Other incentives for counties in the Midwestern disaster areas include:
- Authority for 9 of the 10 states (Nebraska is excluded) to issue, through 2010, a new class of tax-exempt private activity bonds, called “Midwestern Disaster Area Bonds,” which won’t count against these states’ regular annual private activity bond volume caps. This maximum extra bond authority for each state is $1,000 times the portion of the state’s population within its Midwestern disaster areas. The bonds can be issued by states and municipalities to fund the acquisition, construction, or renovation of low-income rental housing, nonresidential real estate, and public utility property. Low-income housing targeting rules are relaxed for low-income rental projects financed by these bonds.
- First-year bonus depreciation for certain qualified expenditures by businesses, including real estate, with these depreciation deductions exempted from the AMT.
- More generous provisions for expensing of expenditures, including for site demolition/ clean-up and brownfield environmental clean-up costs necessitated by a disaster.
The Act also provides separate tax relief for areas of Texas and Louisiana damaged by recent Hurricane Ike. The legislation provides additional per capita housing credit authority for each of 2008, 2009, and 2010 equal to $16 per year per resident of Brazoria, Chambers, Galveston, Jefferson, and Orange Counties in Texas, and per resident of Calcasieu and Cameron Parishes in Louisiana.
The law also provides Texas and Louisiana with additional tax-exempt bond authority, similar to that for the nine Midwestern states, to finance eligible activities including low-income rental housing.
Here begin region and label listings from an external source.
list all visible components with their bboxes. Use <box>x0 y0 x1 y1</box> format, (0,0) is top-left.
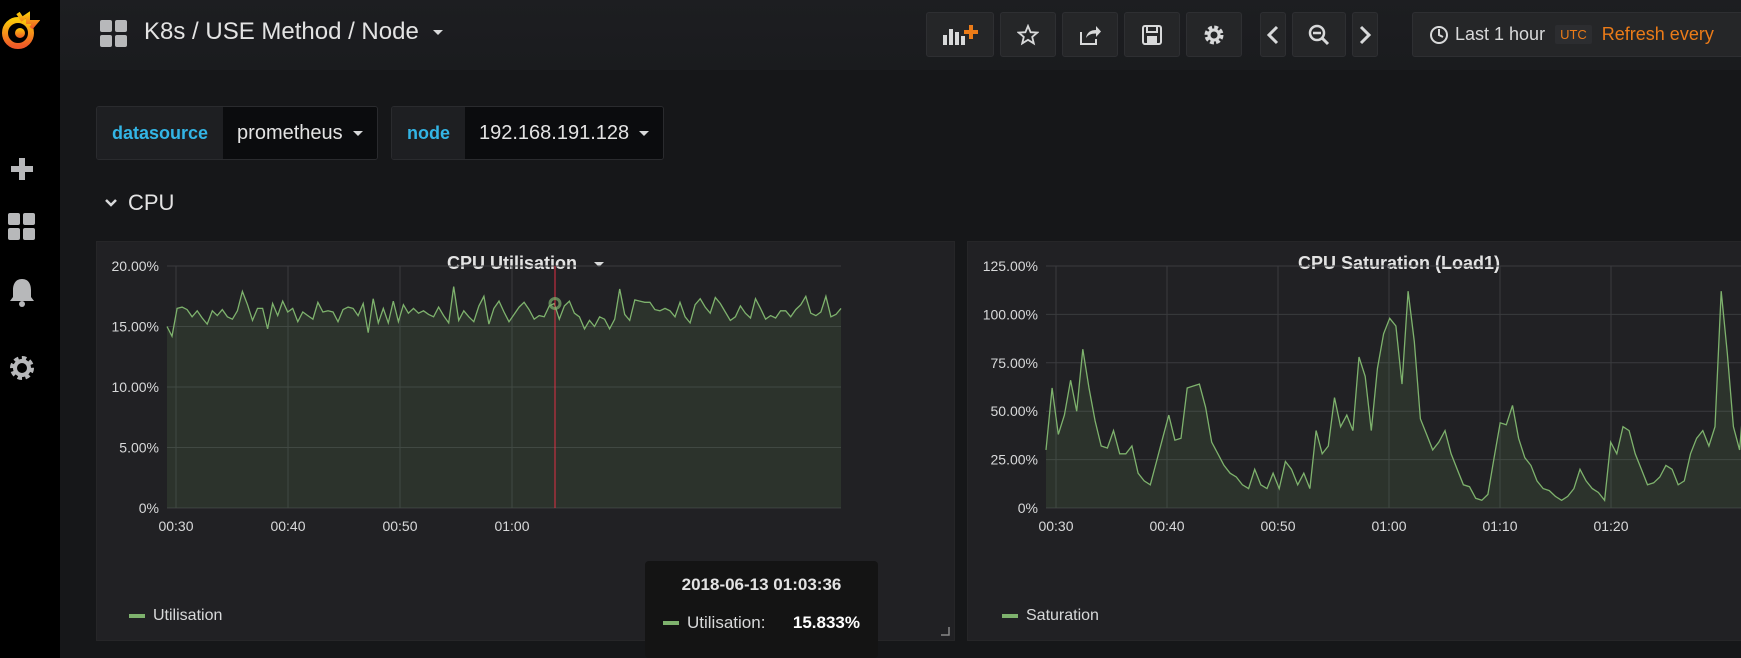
panel-cpu-saturation: CPU Saturation (Load1) 125.00% 100.00% 75.… <box>967 241 1741 641</box>
series-area <box>167 286 841 508</box>
panel-title[interactable]: CPU Utilisation <box>97 253 954 274</box>
row-title: CPU <box>128 190 175 215</box>
dashboard-grid-icon[interactable] <box>100 20 128 48</box>
gear-icon <box>1204 25 1224 44</box>
legend-item[interactable]: Utilisation <box>129 607 222 625</box>
legend-swatch <box>663 621 679 625</box>
share-button[interactable] <box>1062 12 1118 57</box>
x-tick-label: 00:50 <box>1260 518 1295 534</box>
panel-title[interactable]: CPU Saturation (Load1) <box>968 253 1741 274</box>
x-tick-label: 01:20 <box>1593 518 1628 534</box>
variable-node: node 192.168.191.128 <box>391 106 665 160</box>
tooltip-series-name: Utilisation: <box>687 613 766 632</box>
x-tick-label: 00:50 <box>382 518 417 534</box>
y-tick-label: 75.00% <box>991 355 1038 371</box>
y-tick-label: 5.00% <box>119 440 159 456</box>
resize-handle-icon[interactable] <box>940 626 950 636</box>
y-tick-label: 100.00% <box>983 306 1038 322</box>
legend-label: Saturation <box>1026 607 1099 624</box>
chevron-down-icon <box>639 130 650 136</box>
time-back-button[interactable] <box>1260 12 1286 57</box>
legend-label: Utilisation <box>153 607 223 624</box>
x-tick-label: 01:10 <box>1482 518 1517 534</box>
add-panel-icon <box>943 24 978 45</box>
add-panel-button[interactable] <box>926 12 994 57</box>
star-button[interactable] <box>1000 12 1056 57</box>
cpu-utilisation-chart[interactable]: 20.00% 15.00% 10.00% 5.00% 0% 00:30 00:40 00:50… <box>97 242 956 642</box>
clock-icon <box>1430 25 1448 44</box>
node-select[interactable]: 192.168.191.128 <box>465 107 664 159</box>
variable-label: node <box>392 107 465 159</box>
zoom-out-icon <box>1308 24 1330 45</box>
dashboard-title-text: K8s / USE Method / Node <box>144 18 419 45</box>
panel-title-text: CPU Utilisation <box>446 253 577 273</box>
x-tick-label: 01:00 <box>1371 518 1406 534</box>
configuration-gear-icon[interactable] <box>4 350 40 386</box>
x-tick-label: 00:40 <box>1149 518 1184 534</box>
chevron-right-icon <box>1359 25 1372 44</box>
series-area <box>1046 291 1741 508</box>
chevron-down-icon <box>105 199 117 207</box>
dashboard-title[interactable]: K8s / USE Method / Node <box>144 18 444 46</box>
x-tick-label: 01:00 <box>494 518 529 534</box>
y-tick-label: 20.00% <box>112 258 159 274</box>
y-tick-label: 125.00% <box>983 258 1038 274</box>
star-icon <box>1017 23 1039 45</box>
x-tick-label: 00:30 <box>158 518 193 534</box>
zoom-out-button[interactable] <box>1292 12 1346 57</box>
datasource-select[interactable]: prometheus <box>223 107 377 159</box>
settings-button[interactable] <box>1186 12 1242 57</box>
y-tick-label: 10.00% <box>112 379 159 395</box>
chevron-down-icon <box>433 30 444 36</box>
hover-point <box>548 297 562 311</box>
x-tick-label: 00:30 <box>1038 518 1073 534</box>
alerting-bell-icon[interactable] <box>4 274 40 310</box>
panel-title-text: CPU Saturation (Load1) <box>1297 253 1500 273</box>
timezone-badge: UTC <box>1555 25 1592 44</box>
refresh-label[interactable]: Refresh every <box>1601 24 1714 44</box>
create-plus-icon[interactable] <box>4 151 40 187</box>
chevron-down-icon <box>352 130 363 136</box>
cpu-saturation-chart[interactable]: 125.00% 100.00% 75.00% 50.00% 25.00% 0%00:30 0… <box>968 242 1741 642</box>
y-tick-label: 0% <box>1018 500 1038 516</box>
save-icon <box>1142 24 1162 45</box>
sidebar <box>0 0 60 658</box>
top-navbar: K8s / USE Method / Node <box>60 0 1741 70</box>
grafana-logo-icon[interactable] <box>0 9 41 53</box>
variable-datasource: datasource prometheus <box>96 106 378 160</box>
time-forward-button[interactable] <box>1352 12 1378 57</box>
save-button[interactable] <box>1124 12 1180 57</box>
chevron-left-icon <box>1266 25 1279 44</box>
series-line <box>166 286 842 339</box>
tooltip-series-row: Utilisation: 15.833% <box>663 613 860 633</box>
y-tick-label: 0% <box>139 500 159 516</box>
time-picker[interactable]: Last 1 hour UTC Refresh every <box>1412 12 1741 57</box>
y-tick-label: 50.00% <box>991 403 1038 419</box>
tooltip-value: 15.833% <box>792 613 860 632</box>
variable-value: 192.168.191.128 <box>479 121 630 144</box>
chevron-down-icon <box>594 261 605 267</box>
tooltip-time: 2018-06-13 01:03:36 <box>681 575 842 594</box>
legend-swatch <box>129 614 145 618</box>
legend-item[interactable]: Saturation <box>1002 607 1099 625</box>
share-icon <box>1080 25 1101 45</box>
variable-label: datasource <box>97 107 224 159</box>
legend-swatch <box>1002 614 1018 618</box>
y-tick-label: 15.00% <box>112 319 159 335</box>
time-range-label: Last 1 hour <box>1455 24 1546 44</box>
y-tick-label: 25.00% <box>991 452 1038 468</box>
dashboards-icon[interactable] <box>4 209 40 245</box>
graph-tooltip: 2018-06-13 01:03:36 Utilisation: 15.833% <box>645 561 878 658</box>
x-tick-label: 00:40 <box>270 518 305 534</box>
series-line <box>1045 291 1741 502</box>
row-header-cpu[interactable]: CPU <box>104 190 174 216</box>
variable-value: prometheus <box>237 121 343 144</box>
This extra authority, which can also be issued through 2010, is limited to no more than $2,000 times the population of the five previously cited counties in Texas and the two parishes in Louisiana.
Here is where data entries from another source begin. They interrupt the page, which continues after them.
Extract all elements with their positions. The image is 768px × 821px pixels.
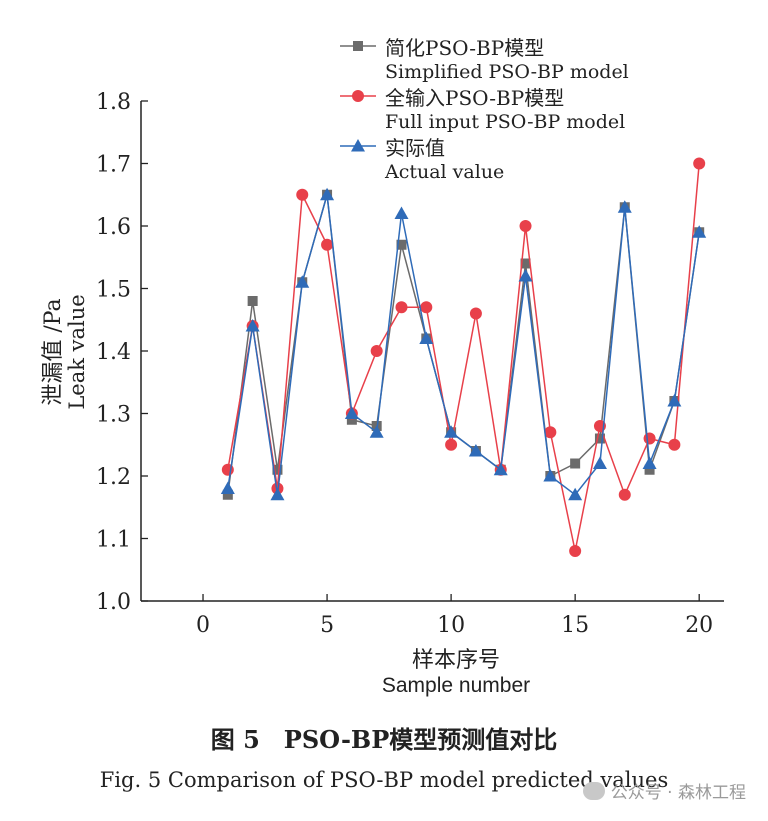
legend-marker [352,90,364,102]
data-point [444,425,459,438]
y-tick-label: 1.5 [96,278,131,303]
x-axis-label-en: Sample number [382,674,530,697]
data-point [568,487,583,501]
data-point [247,296,258,306]
data-point [394,206,409,219]
y-tick-label: 1.1 [96,528,131,553]
legend-label-en: Actual value [384,161,504,183]
data-point [295,275,310,288]
figure-caption-en: Fig. 5 Comparison of PSO-BP model predic… [99,768,669,792]
data-point [544,426,557,439]
x-axis-label-cn: 样本序号 [412,648,500,673]
data-point [272,464,283,475]
data-point [220,481,235,494]
x-tick-label: 0 [196,613,210,638]
chart-axes: 1.0 1.1 1.2 1.3 1.4 1.5 1.6 1.7 1.8 0 5 10 15 20 [96,90,724,638]
data-point [396,239,407,250]
series-layer [220,157,707,557]
y-axis-label-cn: 泄漏值 /Pa [41,298,66,405]
data-point [493,462,508,476]
y-tick-label: 1.8 [96,90,131,115]
legend-label-cn: 简化PSO-BP模型 [385,36,544,60]
data-point [667,394,682,407]
legend-label-cn: 全输入PSO-BP模型 [385,86,564,110]
data-point [519,220,532,232]
y-axis-label-en: Leak value [65,294,89,409]
data-point [643,432,656,445]
data-point [668,438,681,451]
data-point [296,188,309,201]
x-tick-label: 5 [320,613,334,638]
y-tick-label: 1.3 [96,403,131,428]
data-point [420,301,433,314]
data-point [569,545,582,557]
x-tick-label: 15 [561,613,589,638]
data-point [270,487,285,501]
legend-label-en: Full input PSO-BP model [385,111,625,133]
series-line [227,163,700,552]
data-point [321,238,334,251]
data-point [520,258,531,269]
y-tick-label: 1.0 [96,590,131,615]
legend-label-en: Simplified PSO-BP model [385,61,629,83]
watermark-text: 公众号 · 森林工程 [610,783,746,803]
data-point [445,438,458,451]
data-point [222,489,233,500]
data-point [518,269,533,282]
data-point [644,464,655,475]
legend-marker [351,139,365,152]
series-line [227,194,700,496]
x-tick-label: 20 [685,613,713,638]
series-2 [221,157,706,557]
data-point [419,331,434,344]
data-point [570,458,581,469]
data-point [543,469,558,482]
wechat-icon [582,781,605,800]
legend-marker [353,41,363,51]
data-point [594,433,605,444]
data-point [693,157,706,170]
data-point [468,444,483,457]
data-point [344,406,359,419]
x-tick-label: 10 [437,613,465,638]
data-point [692,225,707,238]
data-point [395,301,408,314]
watermark: 公众号 · 森林工程 [582,778,746,803]
series-3 [220,187,707,501]
data-point [592,456,607,469]
data-point [618,488,631,501]
y-tick-label: 1.6 [96,215,131,240]
data-point [469,307,482,320]
data-point [320,187,335,201]
y-tick-label: 1.2 [96,465,131,490]
data-point [369,425,384,438]
figure-caption-cn: 图 5 PSO-BP模型预测值对比 [210,725,558,754]
data-point [617,200,632,213]
legend-label-cn: 实际值 [385,136,445,160]
data-point [642,456,657,469]
data-point [370,345,383,357]
line-chart: 1.0 1.1 1.2 1.3 1.4 1.5 1.6 1.7 1.8 0 5 10 15 20 简化PS… [41,36,724,697]
data-point [245,319,260,332]
data-point [346,414,357,425]
y-tick-label: 1.7 [96,153,131,178]
y-tick-label: 1.4 [96,340,131,365]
Finally, the Act contains broader disaster relief tax incentives, available for victims of all federally declared disasters occurring during 2008-2009. These don’t include any additional housing credit or tax-exempt bond authority, but instead deal with certain expenses, net operating losses, bonus depreciation, expensing, and other areas.
Other Provisions
H.R. 1424 also:
- Extends through 2009 the ability to expense environmental remediation costs for brownfields.
- Relaxes certain single-family mortgage bond requirements for Midwestern and national disaster areas.
- Extends through 8/28/09 the federal work opportunity tax credit for persons employed within the Hurricane Katrina core disaster area.
- Provides for a one-year “patch” of the AMT for individual taxpayers.
- Extends through 2009 various special tax incentives for businesses and residents within a designated enterprise zone in the District of Columbia.
- Extends the research and development tax credit.